— Não me arrependo de nada. — Disse o Rei, mas para si mesmo do que qualquer outra coisa. Memórias de seus últimos momentos passavam como um filme por sua cabeça.
— Por que fez isso?
— Ah. Eu ouvi a conversa de vocês dois, sinto muito. — Lamento por invadir sua privacidade desse jeito, era isso que o Rei quis dizer. — Mas isso foi bom, me fez perceber que eu não posso deixar aquele homem destruir outra família.
Era engraçado, porque o Rei não se lembrava do rosto exato do Príncipe Dos Feéricos em seus últimos momentos. Apenas de seus olhos, pequenos e escuros, como um lago durante a noite. A cor dos olhos dela…
David jamais saberia, e o Rei perdeu todas as oportunidades de contar. Mas os O'Niells não tinham uma característica física específica, apenas olhos dourados. Mas o Rei nasceu com olhos azuis, claros e brilhantes olhos azuis, da exata cor de Simon McCarter.
Então, ele conheceu ela. A mulher que um dia viria ser sua esposa tinha cabelos pretos e ondulados, incríveis e profundos olhos negros, como joias obsidianas. A primeira coisa que lhe veio a cabeça era que ela era de tirar o fôlego. E perigosa, muito perigosa.
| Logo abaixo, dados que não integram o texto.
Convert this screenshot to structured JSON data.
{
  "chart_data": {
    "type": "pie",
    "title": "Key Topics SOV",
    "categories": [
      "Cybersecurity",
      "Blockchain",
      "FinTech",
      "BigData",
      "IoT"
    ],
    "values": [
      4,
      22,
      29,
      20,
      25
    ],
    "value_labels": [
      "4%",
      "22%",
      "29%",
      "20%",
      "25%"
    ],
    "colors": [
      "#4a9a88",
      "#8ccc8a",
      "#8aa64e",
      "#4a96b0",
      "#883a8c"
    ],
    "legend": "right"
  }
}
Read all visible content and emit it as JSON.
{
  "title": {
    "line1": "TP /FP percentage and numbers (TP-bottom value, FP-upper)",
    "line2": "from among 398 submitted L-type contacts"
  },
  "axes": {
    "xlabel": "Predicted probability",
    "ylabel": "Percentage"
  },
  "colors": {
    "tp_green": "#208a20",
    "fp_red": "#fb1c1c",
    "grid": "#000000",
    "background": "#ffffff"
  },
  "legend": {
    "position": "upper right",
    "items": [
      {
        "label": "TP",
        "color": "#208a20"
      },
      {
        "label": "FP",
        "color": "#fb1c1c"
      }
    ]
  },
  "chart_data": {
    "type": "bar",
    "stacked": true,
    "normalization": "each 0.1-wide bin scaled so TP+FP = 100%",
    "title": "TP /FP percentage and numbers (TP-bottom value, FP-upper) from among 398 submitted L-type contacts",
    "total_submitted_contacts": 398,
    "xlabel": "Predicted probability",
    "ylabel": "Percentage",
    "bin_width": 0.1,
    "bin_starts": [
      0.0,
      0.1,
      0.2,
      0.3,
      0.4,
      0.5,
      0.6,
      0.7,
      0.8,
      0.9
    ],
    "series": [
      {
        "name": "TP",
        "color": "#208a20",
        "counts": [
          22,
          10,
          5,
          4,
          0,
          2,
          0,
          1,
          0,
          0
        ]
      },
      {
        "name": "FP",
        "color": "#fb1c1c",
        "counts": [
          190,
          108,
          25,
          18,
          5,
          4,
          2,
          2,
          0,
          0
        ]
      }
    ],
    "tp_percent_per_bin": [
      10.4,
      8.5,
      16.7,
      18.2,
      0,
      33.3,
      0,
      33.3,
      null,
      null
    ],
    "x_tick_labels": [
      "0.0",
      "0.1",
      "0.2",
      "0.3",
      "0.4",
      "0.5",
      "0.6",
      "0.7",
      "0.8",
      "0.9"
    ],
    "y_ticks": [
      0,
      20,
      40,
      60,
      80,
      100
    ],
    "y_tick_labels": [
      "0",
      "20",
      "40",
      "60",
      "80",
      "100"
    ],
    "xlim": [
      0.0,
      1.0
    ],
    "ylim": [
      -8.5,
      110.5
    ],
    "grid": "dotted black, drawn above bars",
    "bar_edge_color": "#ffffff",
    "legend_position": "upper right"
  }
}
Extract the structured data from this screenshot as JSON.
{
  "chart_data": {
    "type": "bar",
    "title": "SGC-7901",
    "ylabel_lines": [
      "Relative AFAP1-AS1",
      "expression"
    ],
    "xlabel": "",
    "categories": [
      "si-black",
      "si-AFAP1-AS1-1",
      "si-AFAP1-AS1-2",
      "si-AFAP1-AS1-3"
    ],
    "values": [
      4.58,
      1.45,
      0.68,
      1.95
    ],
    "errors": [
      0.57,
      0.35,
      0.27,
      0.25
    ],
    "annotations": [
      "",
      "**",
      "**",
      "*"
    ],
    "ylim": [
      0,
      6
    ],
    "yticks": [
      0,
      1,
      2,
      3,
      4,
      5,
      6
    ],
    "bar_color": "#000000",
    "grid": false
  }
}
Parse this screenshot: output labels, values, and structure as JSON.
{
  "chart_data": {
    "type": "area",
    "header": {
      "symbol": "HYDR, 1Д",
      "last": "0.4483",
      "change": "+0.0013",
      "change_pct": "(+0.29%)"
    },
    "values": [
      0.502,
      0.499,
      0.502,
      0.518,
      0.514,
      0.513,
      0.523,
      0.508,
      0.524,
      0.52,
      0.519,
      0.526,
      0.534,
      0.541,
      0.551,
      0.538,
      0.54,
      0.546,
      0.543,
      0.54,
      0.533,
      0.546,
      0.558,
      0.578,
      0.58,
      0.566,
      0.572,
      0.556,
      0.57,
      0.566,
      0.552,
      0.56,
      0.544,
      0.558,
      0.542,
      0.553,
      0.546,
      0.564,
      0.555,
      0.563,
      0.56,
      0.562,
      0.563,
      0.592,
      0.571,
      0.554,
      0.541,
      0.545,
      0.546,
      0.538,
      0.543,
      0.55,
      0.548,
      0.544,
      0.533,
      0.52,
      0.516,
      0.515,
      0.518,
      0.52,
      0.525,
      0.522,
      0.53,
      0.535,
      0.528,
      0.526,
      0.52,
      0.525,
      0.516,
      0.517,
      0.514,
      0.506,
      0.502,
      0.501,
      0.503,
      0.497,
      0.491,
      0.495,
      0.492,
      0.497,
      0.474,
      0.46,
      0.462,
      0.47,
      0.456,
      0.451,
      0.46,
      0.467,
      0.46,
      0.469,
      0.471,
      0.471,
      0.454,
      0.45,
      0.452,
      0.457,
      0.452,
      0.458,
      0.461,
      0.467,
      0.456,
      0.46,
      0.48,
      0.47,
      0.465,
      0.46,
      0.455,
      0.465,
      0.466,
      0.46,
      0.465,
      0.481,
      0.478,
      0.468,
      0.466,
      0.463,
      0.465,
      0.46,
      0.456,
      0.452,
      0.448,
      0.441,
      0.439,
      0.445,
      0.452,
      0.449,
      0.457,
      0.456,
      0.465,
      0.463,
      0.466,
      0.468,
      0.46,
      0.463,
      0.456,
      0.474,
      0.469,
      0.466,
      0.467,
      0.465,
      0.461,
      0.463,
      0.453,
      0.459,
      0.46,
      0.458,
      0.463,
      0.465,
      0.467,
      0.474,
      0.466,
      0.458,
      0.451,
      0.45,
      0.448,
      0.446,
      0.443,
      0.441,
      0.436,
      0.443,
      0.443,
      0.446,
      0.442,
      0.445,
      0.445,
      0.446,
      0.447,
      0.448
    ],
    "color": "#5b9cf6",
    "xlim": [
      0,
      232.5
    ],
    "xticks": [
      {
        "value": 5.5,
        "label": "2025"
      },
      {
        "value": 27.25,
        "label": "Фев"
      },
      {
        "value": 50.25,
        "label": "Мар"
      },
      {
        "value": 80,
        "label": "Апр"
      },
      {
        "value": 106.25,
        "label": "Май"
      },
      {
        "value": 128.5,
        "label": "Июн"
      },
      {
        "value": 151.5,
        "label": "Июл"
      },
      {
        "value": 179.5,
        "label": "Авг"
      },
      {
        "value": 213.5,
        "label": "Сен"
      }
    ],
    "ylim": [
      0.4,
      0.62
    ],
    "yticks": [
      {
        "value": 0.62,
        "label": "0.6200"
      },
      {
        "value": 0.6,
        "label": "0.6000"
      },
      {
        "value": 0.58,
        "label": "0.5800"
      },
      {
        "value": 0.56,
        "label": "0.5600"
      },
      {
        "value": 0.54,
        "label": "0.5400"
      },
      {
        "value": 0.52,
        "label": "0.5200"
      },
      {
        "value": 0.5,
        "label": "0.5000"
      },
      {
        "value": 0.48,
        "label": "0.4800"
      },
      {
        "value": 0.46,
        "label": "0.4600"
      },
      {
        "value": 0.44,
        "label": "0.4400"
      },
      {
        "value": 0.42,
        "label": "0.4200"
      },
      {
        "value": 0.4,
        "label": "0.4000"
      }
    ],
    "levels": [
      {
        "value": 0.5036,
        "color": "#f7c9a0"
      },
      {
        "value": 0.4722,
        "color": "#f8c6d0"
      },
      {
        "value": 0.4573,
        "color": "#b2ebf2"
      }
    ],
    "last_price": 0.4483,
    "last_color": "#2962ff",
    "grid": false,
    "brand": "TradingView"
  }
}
O Rei se sentiu um O'Niell pela primeira vez ao lado dela, porque não lhe importava o poder, a riqueza ou um trono. A única vez que se sentiu especial foi ao ter aquela mulher como sua esposa. E depois ela deu à luz ao seu filhos, que tinha os olhos dela, os cabelos iguais a ela, Deus! Até a cor de sua pele era igual.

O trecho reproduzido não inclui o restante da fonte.